Study termination and viral load at start of the study: NPar tests χ2-test frequencies.

	Observed N	Expected N	Residual
Group B1
Terminated study medication	2	4.5	2.5
Did not terminate study medication	7	4.8	2.5
Total	9
Group B2
Terminated study medication	4	4.0	0.0
Did not terminate study medication	4	4.0	0.0
Total	8
Test statistics	Group B1	Group B2
χ2 a,b	2.778	0.000
Df	1	1
Asymp. Sig.	0.096	1.000

a 2 cells (100.0%) have expected frequencies less than 5. The minimum expected cell frequency is 4.5; b 2 cells (100.0%) have expected frequencies less than 5. The minimum expected cell frequency is 4.0

No significant differences were found between the PK parameters of children with or without side effects (data not shown). However, in two children renal side effects resolved after a decrease of the indinavir or ritonavir dosage. In the four children who discontinued medication because of side effects dosage adjustments were not performed. This was because of the seriousness of the side effects and hesitation in the patients and their parents to restart indinavir.

Discussion

The studied regimen had potent antiretroviral activity with suppression of HIV in most children who remained on therapy for 1 year. However, side effects occurred frequently. No clear relation between the height of PK parameters and side effects or discontinuation of therapy were found. Still, most children in our study received indinavir/ritonavir 400/125 mg/m2 q12h which has been shown to result in significantly higher indinavir exposure compared to reference data of indinavir q8h in both adults and children [7]. This increased AUC may result in a higher incidence of side effects, especially when instructions to increase fluid intake are not sufficiently followed. This is of major concern since the occurrence of side effects poses a major threat to the adherence, whilst maintenance of adherence was the most important reason to perform this medication change. In addition, patients reported that the combination was not easy to take: the high pill burden and the bad taste of ritonavir liquid were considered as negative aspects of the new regimen. Side effects and intolerance to the medication resulted in a high number of children that discontinued the study regimen as compared to studies in children with new and easier to use HAART regimens. In a study on lopinavir/ritonavir-containing HAART in children only 2 out of 100 patients prematurely discontinued treatment [9]. However, one should be cautious to compare both studies, since the numbers of patients are relatively small and the studied patient population selected differently. Interestingly, a large proportion of children that discontinued medication in our study had detectable viral loads at baseline. Possibly, preexisting problems with adherence may have influenced our data: As a result of non-adherence plasma levels tent to fluctuate, which may induce side effects [10]. In addition non-adherent patients are more likely to be less motivated to continue medication and thus terminate study participation.

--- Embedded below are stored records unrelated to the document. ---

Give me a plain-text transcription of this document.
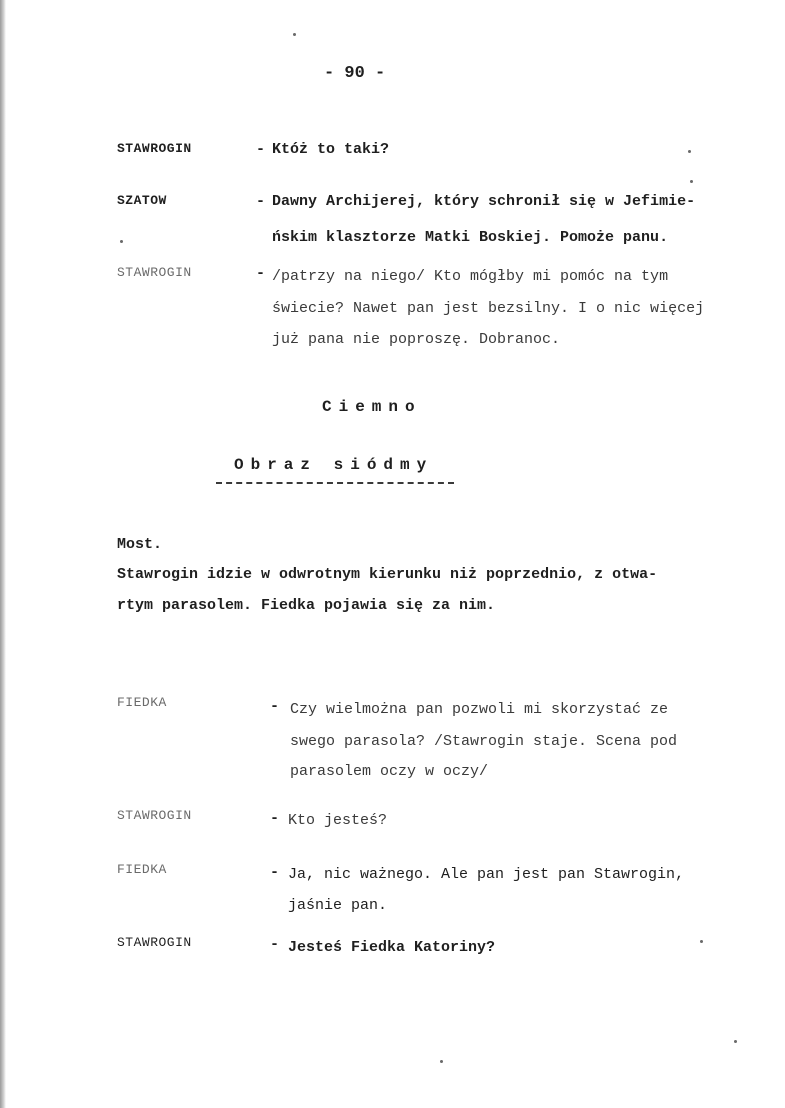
- 90 -
STAWROGIN	- Któż to taki?
SZATOW	- Dawny Archijerej, który schronił się w Jefimie-
ńskim klasztorze Matki Boskiej. Pomoże panu.
STAWROGIN	- /patrzy na niego/ Kto mógłby mi pomóc na tym
świecie? Nawet pan jest bezsilny. I o nic więcej
już pana nie poproszę. Dobranoc.
Ciemno
Obraz siódmy
Most.
Stawrogin idzie w odwrotnym kierunku niż poprzednio, z otwa-
rtym parasolem. Fiedka pojawia się za nim.
FIEDKA	- Czy wielmożna pan pozwoli mi skorzystać ze
swego parasola? /Stawrogin staje. Scena pod
parasolem oczy w oczy/
STAWROGIN	- Kto jesteś?
FIEDKA	- Ja, nic ważnego. Ale pan jest pan Stawrogin,
jaśnie pan.
STAWROGIN	- Jesteś Fiedka Katoriny?
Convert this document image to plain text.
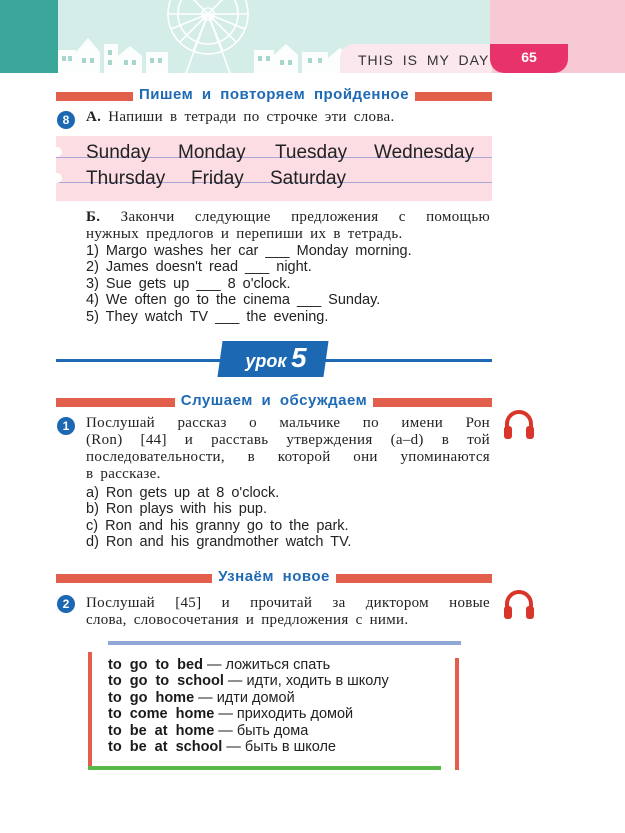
THIS IS MY DAY	65
Пишем и повторяем пройденное
8	А. Напиши в тетради по строчке эти слова.
Sunday Monday Tuesday Wednesday
Thursday Friday Saturday
Б. Закончи следующие предложения с помощью
нужных предлогов и перепиши их в тетрадь.
1) Margo washes her car ___ Monday morning.
2) James doesn't read ___ night.
3) Sue gets up ___ 8 o'clock.
4) We often go to the cinema ___ Sunday.
5) They watch TV ___ the evening.
урок 5
Слушаем и обсуждаем
1	Послушай рассказ о мальчике по имени Рон
(Ron) [44] и расставь утверждения (a–d) в той
последовательности, в которой они упоминаются
в рассказе.
a) Ron gets up at 8 o'clock.
b) Ron plays with his pup.
c) Ron and his granny go to the park.
d) Ron and his grandmother watch TV.
Узнаём новое
2	Послушай [45] и прочитай за диктором новые
слова, словосочетания и предложения с ними.
to go to bed — ложиться спать
to go to school — идти, ходить в школу
to go home — идти домой
to come home — приходить домой
to be at home — быть дома
to be at school — быть в школе
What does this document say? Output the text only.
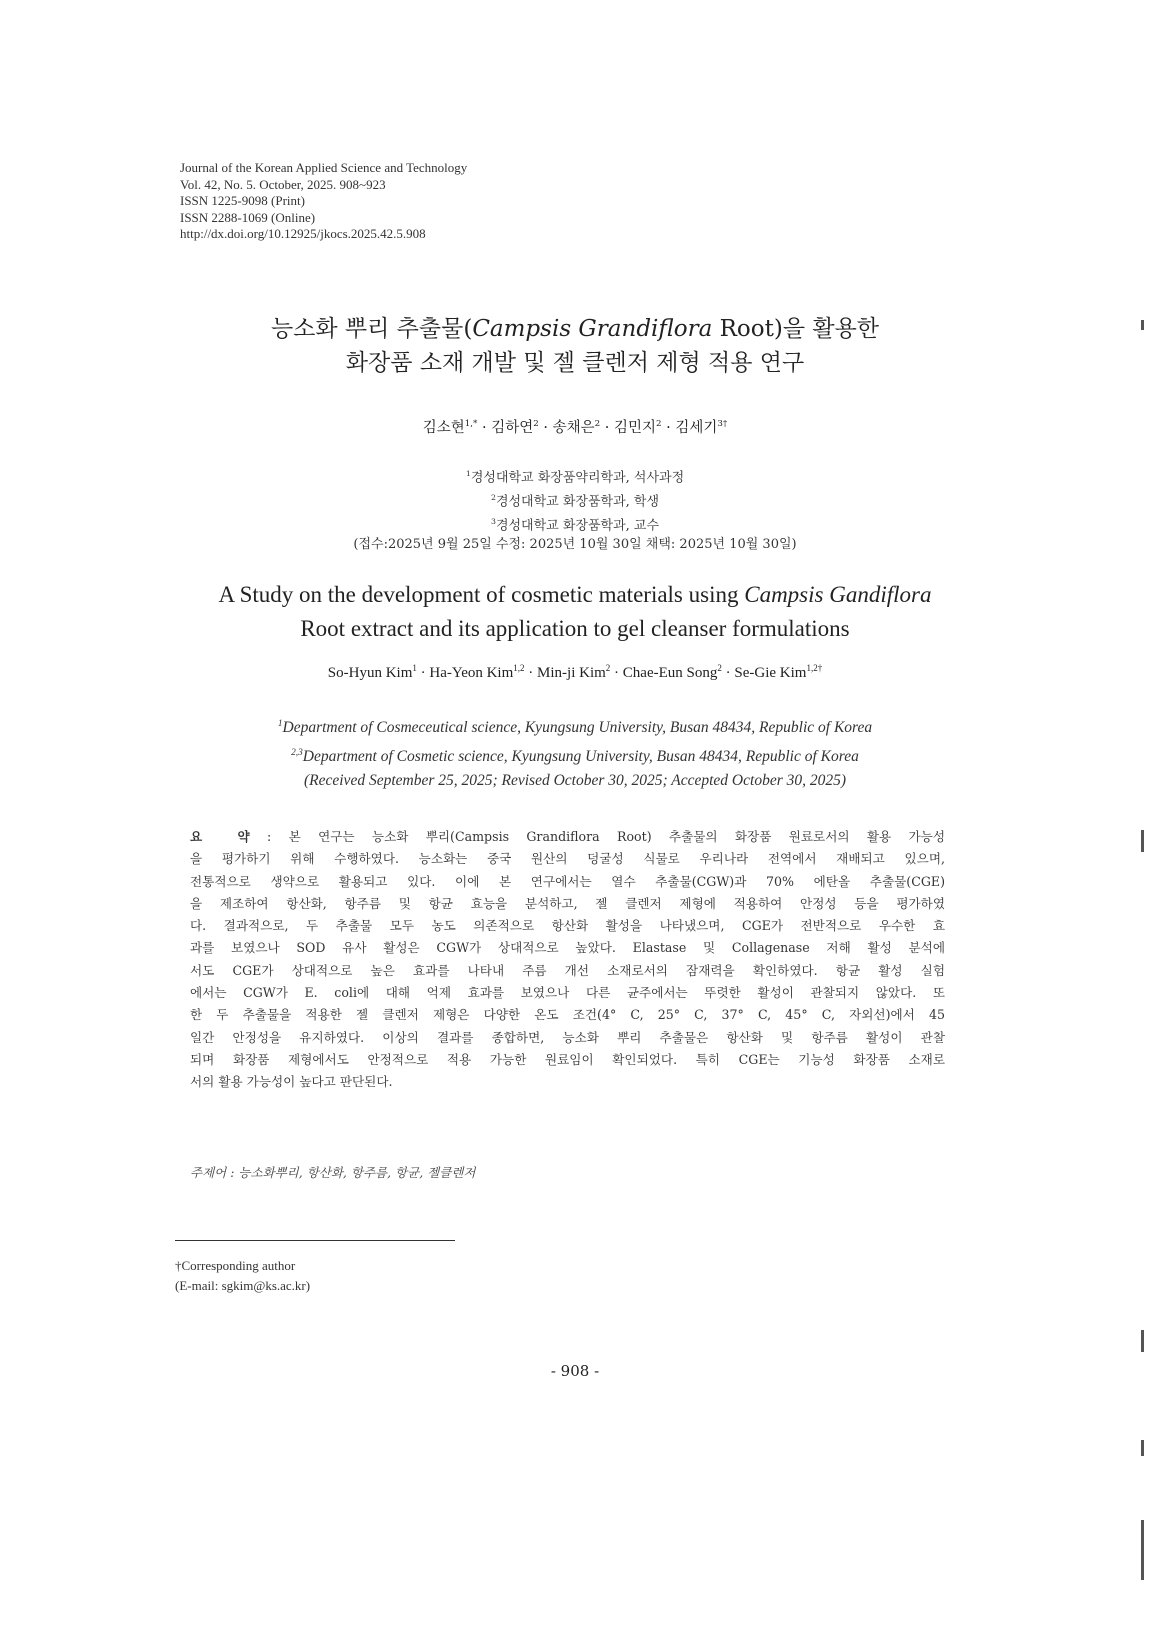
Journal of the Korean Applied Science and Technology
Vol. 42, No. 5. October, 2025. 908~923
ISSN 1225-9098 (Print)
ISSN 2288-1069 (Online)
http://dx.doi.org/10.12925/jkocs.2025.42.5.908
능소화 뿌리 추출물(Campsis Grandiflora Root)을 활용한
화장품 소재 개발 및 젤 클렌저 제형 적용 연구
김소현$^{1,*}$ · 김하연$^2$ · 송채은$^2$ · 김민지$^2$ · 김세기$^{3\dagger}$
$^1$경성대학교 화장품약리학과, 석사과정
$^2$경성대학교 화장품학과, 학생
$^3$경성대학교 화장품학과, 교수
(접수:2025년 9월 25일 수정: 2025년 10월 30일 채택: 2025년 10월 30일)
A Study on the development of cosmetic materials using Campsis Gandiflora
Root extract and its application to gel cleanser formulations
So-Hyun Kim$^1$ · Ha-Yeon Kim$^{1,2}$ · Min-ji Kim$^2$ · Chae-Eun Song$^2$ · Se-Gie Kim$^{1,2\dagger}$
$^1$Department of Cosmeceutical science, Kyungsung University, Busan 48434, Republic of Korea
$^{2,3}$Department of Cosmetic science, Kyungsung University, Busan 48434, Republic of Korea
(Received September 25, 2025; Revised October 30, 2025; Accepted October 30, 2025)
요  약 : 본 연구는 능소화 뿌리(Campsis Grandiflora Root) 추출물의 화장품 원료로서의 활용 가능성
을 평가하기 위해 수행하였다. 능소화는 중국 원산의 덩굴성 식물로 우리나라 전역에서 재배되고 있으며,
전통적으로 생약으로 활용되고 있다. 이에 본 연구에서는 열수 추출물(CGW)과 70% 에탄올 추출물(CGE)
을 제조하여 항산화, 항주름 및 항균 효능을 분석하고, 젤 클렌저 제형에 적용하여 안정성 등을 평가하였
다. 결과적으로, 두 추출물 모두 농도 의존적으로 항산화 활성을 나타냈으며, CGE가 전반적으로 우수한 효
과를 보였으나 SOD 유사 활성은 CGW가 상대적으로 높았다. Elastase 및 Collagenase 저해 활성 분석에
서도 CGE가 상대적으로 높은 효과를 나타내 주름 개선 소재로서의 잠재력을 확인하였다. 항균 활성 실험
에서는 CGW가 E. coli에 대해 억제 효과를 보였으나 다른 균주에서는 뚜렷한 활성이 관찰되지 않았다. 또
한 두 추출물을 적용한 젤 클렌저 제형은 다양한 온도 조건(4° C, 25° C, 37° C, 45° C, 자외선)에서 45
일간 안정성을 유지하였다. 이상의 결과를 종합하면, 능소화 뿌리 추출물은 항산화 및 항주름 활성이 관찰
되며 화장품 제형에서도 안정적으로 적용 가능한 원료임이 확인되었다. 특히 CGE는 기능성 화장품 소재로
서의 활용 가능성이 높다고 판단된다.
주제어 : 능소화뿌리, 항산화, 항주름, 항균, 젤클렌저
†Corresponding author
(E-mail: sgkim@ks.ac.kr)
- 908 -
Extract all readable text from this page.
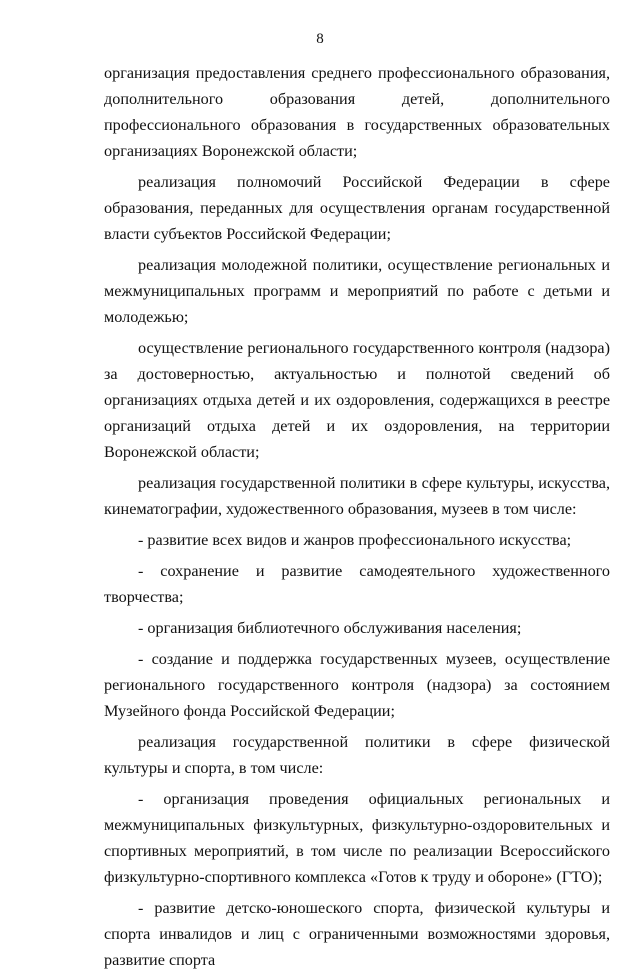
8

организация предоставления среднего профессионального образования, дополнительного образования детей, дополнительного профессионального образования в государственных образовательных организациях Воронежской области;

реализация полномочий Российской Федерации в сфере образования, переданных для осуществления органам государственной власти субъектов Российской Федерации;

реализация молодежной политики, осуществление региональных и межмуниципальных программ и мероприятий по работе с детьми и молодежью;

осуществление регионального государственного контроля (надзора) за достоверностью, актуальностью и полнотой сведений об организациях отдыха детей и их оздоровления, содержащихся в реестре организаций отдыха детей и их оздоровления, на территории Воронежской области;

реализация государственной политики в сфере культуры, искусства, кинематографии, художественного образования, музеев в том числе:

- развитие всех видов и жанров профессионального искусства;

- сохранение и развитие самодеятельного художественного творчества;

- организация библиотечного обслуживания населения;

- создание и поддержка государственных музеев, осуществление регионального государственного контроля (надзора) за состоянием Музейного фонда Российской Федерации;

реализация государственной политики в сфере физической культуры и спорта, в том числе:

- организация проведения официальных региональных и межмуниципальных физкультурных, физкультурно-оздоровительных и спортивных мероприятий, в том числе по реализации Всероссийского физкультурно-спортивного комплекса «Готов к труду и обороне» (ГТО);

- развитие детско-юношеского спорта, физической культуры и спорта инвалидов и лиц с ограниченными возможностями здоровья, развитие спорта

Because of the high number of side effects and patients that prematurely discontinued medication, we feel that newer and easier to use HAART regimens than indinavir/low-dose ritonavir should be used to treat HIV-1 infected children. However when these are not available indinavir combined with ritonavir can be considered as a treatment option for HIV-1 infected children.

Financial Disclosure

The authors have participated in studies that were financially supported by Merck Sharp and Dome, GlaxoSmithKline and the Aids Fonds, The Netherlands from 1997 to 1999. From 2002 until 2003, the studies received financial support from Merck Sharp and Dome, GlaxoSmithKline and Abbott. No other associations of the authors are reported that might pose a conflict of interest. There was no involvement of the previously mentioned sponsors in data collection, data analysis, the writing of this article, and article submission.